Created on 7 Jul 2020 · 8Comments · Source: ray-project/ray

I think there should be a built-in reduce transform in ParallelIterator. I'm aware of the DIY MapReduce example, but it does not work by combining keys.

For instance, Spark's rdd.reduceByKey()

When called on a dataset of (K, V) pairs, returns a dataset of (K, V) pairs where the values for each key are aggregated using the given reduce function func, which must be of type (V,V) => V.

P3 enhancement

Source

crypdick

👍2

Most helpful comment

Totally agree we should have this.

We really need 2 operations first.

Reduce (self : ParallelIterator[B], initial_value : A, reduce_fn : (state : A, value : B) => res : A)) => A
GroupBy, (the exact function signature may be a little different, but it might look like) (self : ParallelIterator[U]) => Map[U, ParallelIterator[U])

(1) wouldn't be too difficult to write (not sure if it would be useful in a vacuum).

(2) would require some care to do the data shuffling properly.

wuisawesome on 10 Jul 2020

👍2

All 8 comments

cc @amogkam @wuisawesome

rkooo567 on 9 Jul 2020

Totally agree we should have this.

We really need 2 operations first.

Reduce (self : ParallelIterator[B], initial_value : A, reduce_fn : (state : A, value : B) => res : A)) => A
GroupBy, (the exact function signature may be a little different, but it might look like) (self : ParallelIterator[U]) => Map[U, ParallelIterator[U])

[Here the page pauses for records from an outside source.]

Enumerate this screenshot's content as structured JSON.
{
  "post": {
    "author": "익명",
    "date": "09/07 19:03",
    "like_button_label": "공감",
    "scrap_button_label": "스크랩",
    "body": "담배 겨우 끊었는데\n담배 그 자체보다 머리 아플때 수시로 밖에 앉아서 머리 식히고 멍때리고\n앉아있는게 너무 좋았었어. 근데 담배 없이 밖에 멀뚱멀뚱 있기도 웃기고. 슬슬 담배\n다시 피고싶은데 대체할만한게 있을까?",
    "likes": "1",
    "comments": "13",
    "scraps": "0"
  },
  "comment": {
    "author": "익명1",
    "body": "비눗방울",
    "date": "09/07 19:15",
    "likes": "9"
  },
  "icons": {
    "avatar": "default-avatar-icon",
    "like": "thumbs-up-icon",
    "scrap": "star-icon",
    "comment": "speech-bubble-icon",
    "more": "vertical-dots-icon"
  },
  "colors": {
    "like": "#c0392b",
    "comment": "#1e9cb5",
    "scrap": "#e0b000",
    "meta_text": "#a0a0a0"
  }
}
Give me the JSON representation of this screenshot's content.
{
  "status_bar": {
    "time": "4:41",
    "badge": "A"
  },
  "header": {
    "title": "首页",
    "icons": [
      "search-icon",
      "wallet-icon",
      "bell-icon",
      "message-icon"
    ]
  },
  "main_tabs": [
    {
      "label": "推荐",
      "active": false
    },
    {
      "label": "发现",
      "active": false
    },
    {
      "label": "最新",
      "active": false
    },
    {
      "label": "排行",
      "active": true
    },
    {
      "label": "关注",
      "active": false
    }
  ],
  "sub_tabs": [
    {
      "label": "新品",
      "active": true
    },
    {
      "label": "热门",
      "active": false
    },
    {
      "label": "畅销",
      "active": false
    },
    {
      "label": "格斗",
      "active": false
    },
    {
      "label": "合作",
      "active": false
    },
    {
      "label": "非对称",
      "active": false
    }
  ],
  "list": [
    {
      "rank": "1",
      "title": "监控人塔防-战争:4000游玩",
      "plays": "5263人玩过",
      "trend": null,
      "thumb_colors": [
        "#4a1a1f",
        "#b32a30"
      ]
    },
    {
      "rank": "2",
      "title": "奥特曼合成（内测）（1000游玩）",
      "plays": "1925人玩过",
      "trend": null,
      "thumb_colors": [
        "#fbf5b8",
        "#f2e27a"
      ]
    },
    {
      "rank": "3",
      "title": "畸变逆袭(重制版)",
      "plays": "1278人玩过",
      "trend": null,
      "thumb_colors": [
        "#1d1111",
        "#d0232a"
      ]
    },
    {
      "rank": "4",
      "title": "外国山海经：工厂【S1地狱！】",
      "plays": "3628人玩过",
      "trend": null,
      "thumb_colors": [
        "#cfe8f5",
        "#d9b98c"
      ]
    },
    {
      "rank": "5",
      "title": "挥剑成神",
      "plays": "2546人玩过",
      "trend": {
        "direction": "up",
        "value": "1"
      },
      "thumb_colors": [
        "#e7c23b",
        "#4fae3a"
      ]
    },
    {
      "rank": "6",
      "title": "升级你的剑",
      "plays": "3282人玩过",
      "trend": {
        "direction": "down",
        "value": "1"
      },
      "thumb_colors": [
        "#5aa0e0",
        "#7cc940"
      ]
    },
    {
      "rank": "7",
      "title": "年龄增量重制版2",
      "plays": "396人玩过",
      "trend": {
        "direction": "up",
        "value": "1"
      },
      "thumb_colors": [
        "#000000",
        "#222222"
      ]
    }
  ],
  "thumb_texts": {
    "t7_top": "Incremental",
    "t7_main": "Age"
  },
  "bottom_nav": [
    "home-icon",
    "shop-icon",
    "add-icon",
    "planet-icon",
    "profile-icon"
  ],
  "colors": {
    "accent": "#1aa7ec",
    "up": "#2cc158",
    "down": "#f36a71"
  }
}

(1) wouldn't be too difficult to write (not sure if it would be useful in a vacuum).

(2) would require some care to do the data shuffling properly.

wuisawesome on 10 Jul 2020

👍2

cc @pdames since I believe you've expressed interest in this as well

wuisawesome on 10 Jul 2020

Thanks for the callout, @wuisawesome. We definitely have use-cases for this feature at Amazon as well, and could potentially assist with some of the initial implementation work.